We call the result of ubiquitous personalisation a “new political arithmetic.” This concept incited Murphy to mount a “decolonial” and “queer” pushback. If we posit this “arithmetic” as a “social analytic,” perhaps we need to be willing to question – to “puncture” – such “analytic phantasms.” For me, I think they outlined what’s really at stake in this “new political arithmetic.” If society is ordered in this way, what becomes of other worlds? Does our conception of society in the wake of ubiquitous personalisation leave space for thinking their existence or persistence outside of a new “political arithmetic” – and can we imagine a different mathematics that would make decolonial and/or queer worlds possible?

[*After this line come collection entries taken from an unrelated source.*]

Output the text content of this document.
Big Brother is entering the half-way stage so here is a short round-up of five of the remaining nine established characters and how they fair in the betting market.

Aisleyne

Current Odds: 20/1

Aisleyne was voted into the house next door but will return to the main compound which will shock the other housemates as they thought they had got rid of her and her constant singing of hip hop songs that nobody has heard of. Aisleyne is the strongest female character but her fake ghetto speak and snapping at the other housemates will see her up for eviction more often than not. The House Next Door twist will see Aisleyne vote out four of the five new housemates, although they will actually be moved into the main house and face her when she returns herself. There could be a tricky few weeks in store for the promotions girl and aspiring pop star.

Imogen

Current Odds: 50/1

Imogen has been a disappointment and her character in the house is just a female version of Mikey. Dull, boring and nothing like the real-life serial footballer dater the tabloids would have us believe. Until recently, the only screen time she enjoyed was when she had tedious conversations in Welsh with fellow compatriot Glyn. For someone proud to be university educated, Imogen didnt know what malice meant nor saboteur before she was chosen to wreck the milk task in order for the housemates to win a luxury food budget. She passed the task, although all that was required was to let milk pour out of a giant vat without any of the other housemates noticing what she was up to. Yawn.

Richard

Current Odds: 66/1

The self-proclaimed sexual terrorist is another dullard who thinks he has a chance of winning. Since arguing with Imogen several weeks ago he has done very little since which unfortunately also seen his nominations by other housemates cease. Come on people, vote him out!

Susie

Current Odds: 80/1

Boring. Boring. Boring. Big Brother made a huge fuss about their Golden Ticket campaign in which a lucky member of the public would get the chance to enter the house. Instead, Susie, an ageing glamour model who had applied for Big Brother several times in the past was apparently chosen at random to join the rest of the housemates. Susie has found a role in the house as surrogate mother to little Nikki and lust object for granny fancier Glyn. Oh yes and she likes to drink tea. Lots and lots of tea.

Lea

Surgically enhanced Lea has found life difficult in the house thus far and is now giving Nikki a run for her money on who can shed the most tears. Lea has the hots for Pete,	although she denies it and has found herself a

Speaking for myself instead of the project, I would affirm that this question is one of the most crucial personalisation raises. But I’d reformulate it in terms closer to Amoore’s than Murphy’s. One might indeed ask if this conception of society forecloses “worlds.” I think we get more purchase on the present if we ask how a new “political arithmetic” reconfigures politics. Does the analytic we describe give us the conceptual means to plot our way out of this ordering of society and towards alternate political configurations? Perhaps. Does it need to leave analytical space for an outside in order to do so? Perhaps not – but then, what this “new political arithmetic” might describe is contemporary politics’ most crucial site of contestation: not only who gets to make futures, but who controls their terms.